New research finds 40% of organizations have experienced a cybersecurity incident, however 48% didn't disclose those incidents to the appropriate authorities.

Keeper Security, a provider of cloud-based zero-trust and zero-knowledge cybersecurity software, released findings of its Cybersecurity Disasters Survey: Incident Reporting & Disclosure. The findings reveal widespread shortcomings in reporting cybersecurity attacks and breaches, both to internal leadership and external authorities.  

The report, commissioned by Keeper Security, surveyed 400 IT and security leaders in North America and Europe to gain their insights on cyber disaster incidents, reporting and recovery.

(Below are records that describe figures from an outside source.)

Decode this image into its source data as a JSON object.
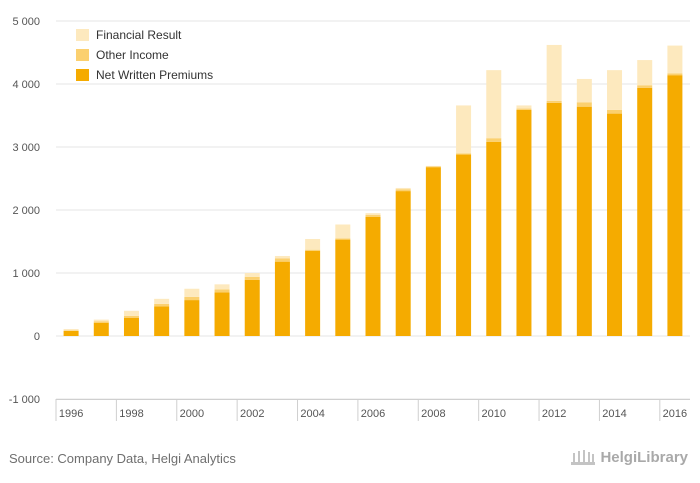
{
  "chart_data": {
    "type": "bar",
    "stacked": true,
    "categories": [
      "1996",
      "1997",
      "1998",
      "1999",
      "2000",
      "2001",
      "2002",
      "2003",
      "2004",
      "2005",
      "2006",
      "2007",
      "2008",
      "2009",
      "2010",
      "2011",
      "2012",
      "2013",
      "2014",
      "2015",
      "2016"
    ],
    "x_tick_labels": [
      "1996",
      "1998",
      "2000",
      "2002",
      "2004",
      "2006",
      "2008",
      "2010",
      "2012",
      "2014",
      "2016"
    ],
    "series": [
      {
        "name": "Net Written Premiums",
        "color": "#f5ab00",
        "values": [
          80,
          210,
          290,
          470,
          570,
          690,
          890,
          1180,
          1350,
          1530,
          1890,
          2300,
          2680,
          2880,
          3080,
          3590,
          3700,
          3640,
          3530,
          3940,
          4140
        ]
      },
      {
        "name": "Other Income",
        "color": "#fbd06f",
        "values": [
          10,
          20,
          30,
          40,
          50,
          50,
          50,
          50,
          20,
          20,
          30,
          30,
          10,
          20,
          60,
          20,
          30,
          70,
          60,
          40,
          30
        ]
      },
      {
        "name": "Financial Result",
        "color": "#fde9be",
        "values": [
          20,
          30,
          80,
          80,
          130,
          80,
          60,
          40,
          170,
          220,
          30,
          20,
          10,
          760,
          1080,
          50,
          890,
          370,
          630,
          400,
          440
        ]
      }
    ],
    "legend_order": [
      "Financial Result",
      "Other Income",
      "Net Written Premiums"
    ],
    "y_ticks": [
      "5 000",
      "4 000",
      "3 000",
      "2 000",
      "1 000",
      "0",
      "-1 000"
    ],
    "ylim": [
      -1000,
      5000
    ],
    "grid": true,
    "legend_position": "top-left"
  },
  "footer": {
    "source": "Source: Company Data, Helgi Analytics",
    "brand": "HelgiLibrary"
  }
}
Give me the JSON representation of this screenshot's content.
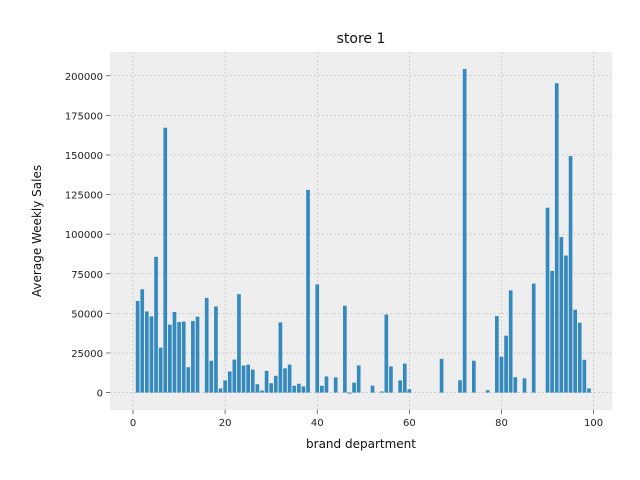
{
  "chart_data": {
    "type": "bar",
    "title": "store 1",
    "xlabel": "brand department",
    "ylabel": "Average Weekly Sales",
    "xlim": [
      -5,
      104
    ],
    "ylim": [
      -11000,
      215000
    ],
    "x_ticks": [
      0,
      20,
      40,
      60,
      80,
      100
    ],
    "y_ticks": [
      0,
      25000,
      50000,
      75000,
      100000,
      125000,
      150000,
      175000,
      200000
    ],
    "grid": true,
    "bar_color": "#348abd",
    "background_color": "#eeeeee",
    "grid_color": "#b0b0b0",
    "x": [
      1,
      2,
      3,
      4,
      5,
      6,
      7,
      8,
      9,
      10,
      11,
      12,
      13,
      14,
      16,
      17,
      18,
      19,
      20,
      21,
      22,
      23,
      24,
      25,
      26,
      27,
      28,
      29,
      30,
      31,
      32,
      33,
      34,
      35,
      36,
      37,
      38,
      40,
      41,
      42,
      44,
      46,
      47,
      48,
      49,
      52,
      54,
      55,
      56,
      58,
      59,
      60,
      67,
      71,
      72,
      74,
      77,
      79,
      80,
      81,
      82,
      83,
      85,
      87,
      90,
      91,
      92,
      93,
      94,
      95,
      96,
      97,
      98,
      99
    ],
    "values": [
      57800,
      65200,
      51200,
      48100,
      85700,
      28400,
      167200,
      42900,
      50900,
      44500,
      44800,
      16000,
      45200,
      47900,
      59800,
      20100,
      54400,
      2600,
      7700,
      13300,
      20800,
      62100,
      17100,
      17600,
      14500,
      5300,
      1300,
      13700,
      5900,
      10600,
      44300,
      15300,
      17700,
      4300,
      5600,
      3900,
      128000,
      68300,
      4300,
      10200,
      9600,
      54800,
      -700,
      6300,
      17100,
      4400,
      700,
      49300,
      16500,
      7700,
      18300,
      2100,
      21300,
      7800,
      204300,
      20100,
      1500,
      48300,
      22600,
      35900,
      64500,
      9700,
      9000,
      68800,
      116700,
      76800,
      195300,
      98100,
      86500,
      149300,
      52300,
      44100,
      20700,
      2600
    ]
  }
}
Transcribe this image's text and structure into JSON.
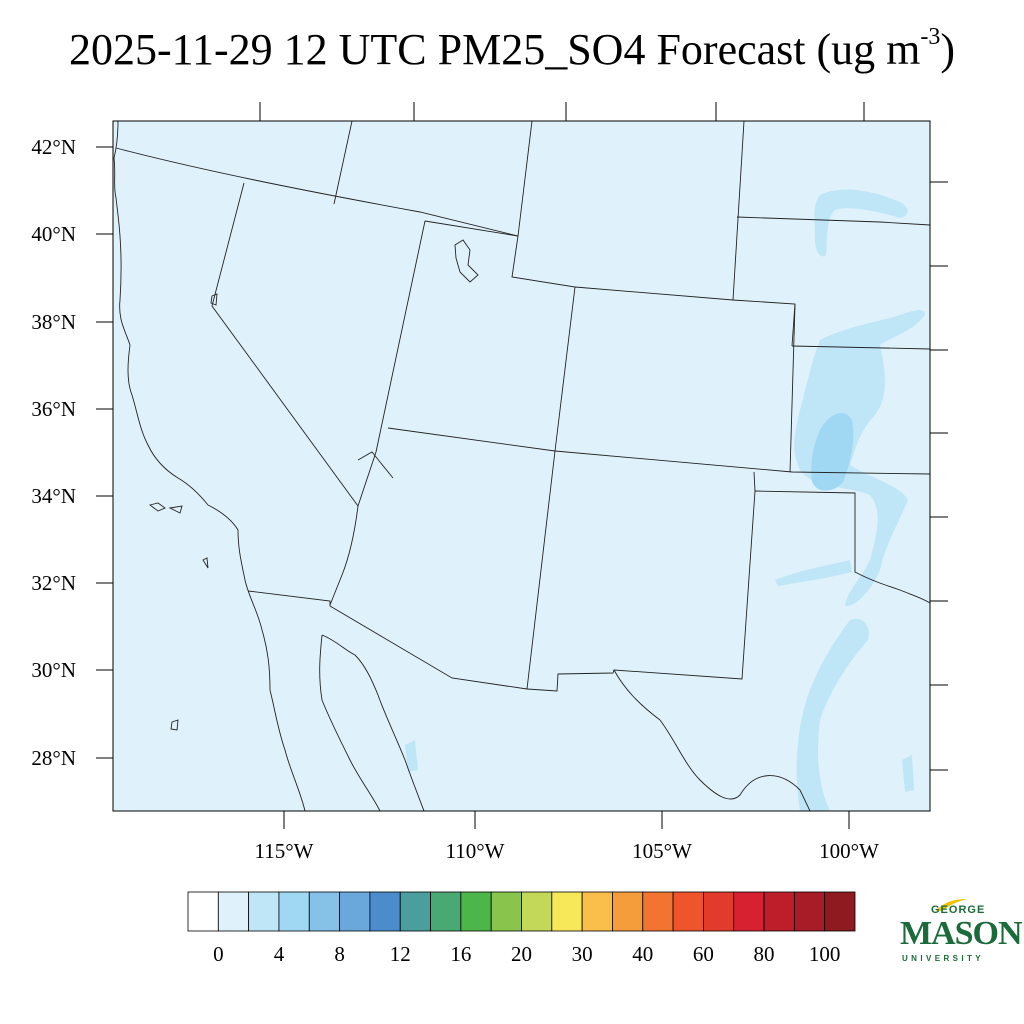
{
  "title": {
    "text": "2025-11-29 12 UTC PM25_SO4 Forecast (ug m",
    "superscript": "-3",
    "suffix": ")"
  },
  "map": {
    "background_color": "#dff2fb",
    "latitude_labels": [
      "42°N",
      "40°N",
      "38°N",
      "36°N",
      "34°N",
      "32°N",
      "30°N",
      "28°N"
    ],
    "longitude_labels": [
      "115°W",
      "110°W",
      "105°W",
      "100°W"
    ]
  },
  "colorbar": {
    "colors": [
      "#ffffff",
      "#dff2fb",
      "#bfe6f7",
      "#a0d8f4",
      "#86c1e8",
      "#6aa8dc",
      "#4b8dcc",
      "#4a9e9e",
      "#49a972",
      "#4cb64a",
      "#89c54c",
      "#c3d858",
      "#f7e85a",
      "#f9bf4a",
      "#f59c3b",
      "#f27430",
      "#ee552b",
      "#e33b2b",
      "#d72030",
      "#bd1e2a",
      "#a81c28",
      "#8f1a1f"
    ],
    "labels": [
      "0",
      "4",
      "8",
      "12",
      "16",
      "20",
      "30",
      "40",
      "60",
      "80",
      "100"
    ]
  },
  "logo": {
    "line1": "GEORGE",
    "line2": "MASON",
    "line3": "UNIVERSITY",
    "brand_color": "#1b6b3a",
    "accent_color": "#f2c200"
  }
}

An independent research firm conducted the survey in 2023. For the purposes of this report, a cybersecurity disasters is characterized as any event that severely impacts the confidentiality, integrity or availability of an information system.

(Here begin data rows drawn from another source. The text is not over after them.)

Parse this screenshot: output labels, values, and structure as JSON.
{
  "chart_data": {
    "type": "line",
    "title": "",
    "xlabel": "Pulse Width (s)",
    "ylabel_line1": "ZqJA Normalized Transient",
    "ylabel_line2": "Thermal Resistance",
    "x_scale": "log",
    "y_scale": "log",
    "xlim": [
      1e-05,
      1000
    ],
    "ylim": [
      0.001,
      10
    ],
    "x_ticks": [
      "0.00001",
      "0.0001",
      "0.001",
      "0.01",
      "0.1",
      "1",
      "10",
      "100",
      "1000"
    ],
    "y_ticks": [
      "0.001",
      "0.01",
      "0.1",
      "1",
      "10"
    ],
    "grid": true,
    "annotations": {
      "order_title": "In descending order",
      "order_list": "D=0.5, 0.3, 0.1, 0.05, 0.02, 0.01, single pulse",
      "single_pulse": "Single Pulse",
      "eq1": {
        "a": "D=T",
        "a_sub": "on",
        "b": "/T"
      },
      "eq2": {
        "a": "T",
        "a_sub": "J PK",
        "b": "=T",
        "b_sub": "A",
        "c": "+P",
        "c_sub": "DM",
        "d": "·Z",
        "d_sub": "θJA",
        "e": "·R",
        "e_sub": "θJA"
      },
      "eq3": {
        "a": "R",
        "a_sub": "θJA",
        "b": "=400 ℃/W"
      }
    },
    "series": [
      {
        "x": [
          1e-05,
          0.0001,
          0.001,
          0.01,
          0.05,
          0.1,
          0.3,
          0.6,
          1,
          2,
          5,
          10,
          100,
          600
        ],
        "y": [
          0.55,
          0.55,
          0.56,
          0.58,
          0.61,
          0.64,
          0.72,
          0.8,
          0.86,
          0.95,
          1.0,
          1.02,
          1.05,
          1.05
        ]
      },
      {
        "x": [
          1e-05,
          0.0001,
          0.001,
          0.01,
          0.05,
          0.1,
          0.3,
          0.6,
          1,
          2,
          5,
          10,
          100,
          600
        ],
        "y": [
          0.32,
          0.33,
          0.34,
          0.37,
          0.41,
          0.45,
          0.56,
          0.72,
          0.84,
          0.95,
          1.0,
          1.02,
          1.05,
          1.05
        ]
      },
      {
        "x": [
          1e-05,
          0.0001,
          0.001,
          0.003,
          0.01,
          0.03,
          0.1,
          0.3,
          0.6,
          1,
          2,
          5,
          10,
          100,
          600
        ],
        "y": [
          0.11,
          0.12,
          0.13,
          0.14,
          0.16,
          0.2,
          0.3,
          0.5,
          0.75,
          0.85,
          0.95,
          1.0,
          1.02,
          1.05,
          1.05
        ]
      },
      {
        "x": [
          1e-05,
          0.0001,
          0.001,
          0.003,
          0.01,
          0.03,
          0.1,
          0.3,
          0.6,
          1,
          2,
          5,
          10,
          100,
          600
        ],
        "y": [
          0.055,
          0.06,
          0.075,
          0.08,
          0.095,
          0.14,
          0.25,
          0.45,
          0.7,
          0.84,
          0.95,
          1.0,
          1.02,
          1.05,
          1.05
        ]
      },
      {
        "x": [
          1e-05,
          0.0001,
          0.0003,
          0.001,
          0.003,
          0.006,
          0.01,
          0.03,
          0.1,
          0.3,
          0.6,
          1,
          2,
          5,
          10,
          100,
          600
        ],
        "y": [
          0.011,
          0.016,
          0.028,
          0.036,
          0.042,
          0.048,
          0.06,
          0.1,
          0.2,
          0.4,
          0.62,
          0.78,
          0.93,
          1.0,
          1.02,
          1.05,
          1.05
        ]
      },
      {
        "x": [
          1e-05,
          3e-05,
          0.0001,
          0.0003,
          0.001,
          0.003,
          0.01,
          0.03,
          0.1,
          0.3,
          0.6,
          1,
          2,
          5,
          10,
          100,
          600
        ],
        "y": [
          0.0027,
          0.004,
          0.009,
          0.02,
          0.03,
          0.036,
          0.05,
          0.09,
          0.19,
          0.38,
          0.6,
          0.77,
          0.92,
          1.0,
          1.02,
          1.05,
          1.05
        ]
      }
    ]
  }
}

The survey reveals 74% of respondents said they were concerned about a cybersecurity disaster impacting their organization, and 40% of respondents said their organization has experienced some type of cyber disaster. Despite these concerns, reporting breaches to a company’s leadership team and to proper authorities is often avoided. 

  • External reporting: 48% of respondents were aware of a cybersecurity attack that their organization did not report to the appropriate external authorities. 
  • Internal reporting: 41% of cyberattacks were not disclosed to internal leadership. 

Of those who admit they’ve failed to report an attack or breach to leadership, 75% said they felt “guilty” for not doing so. Fear, forgetfulness, misunderstanding and poor corporate cyber-culture all contribute to widespread underreporting of security breaches. 

The top three reasons why an attack or breach was not reported to leadership were: fear of repercussion (43%); thinking reporting was unnecessary (36%); forgetting to report the incident (32%). 

Failure to report was largely based on the fear of short-term harm to the organization’s reputation (43%) and potential for financial impacts (40%). 

Respondents also cited a strong need for senior leadership to demonstrate a vested interest in the organization’s cyber posture, and stand beside their IT and security teams, providing the resources and support they need to report and respond to attacks.  

  • A combined 48% of respondents did not think leadership would care about a cyberattack (25%) nor would respond (23%).  
  • 22% said their organizations had “no system in place” to report breaches to leadership.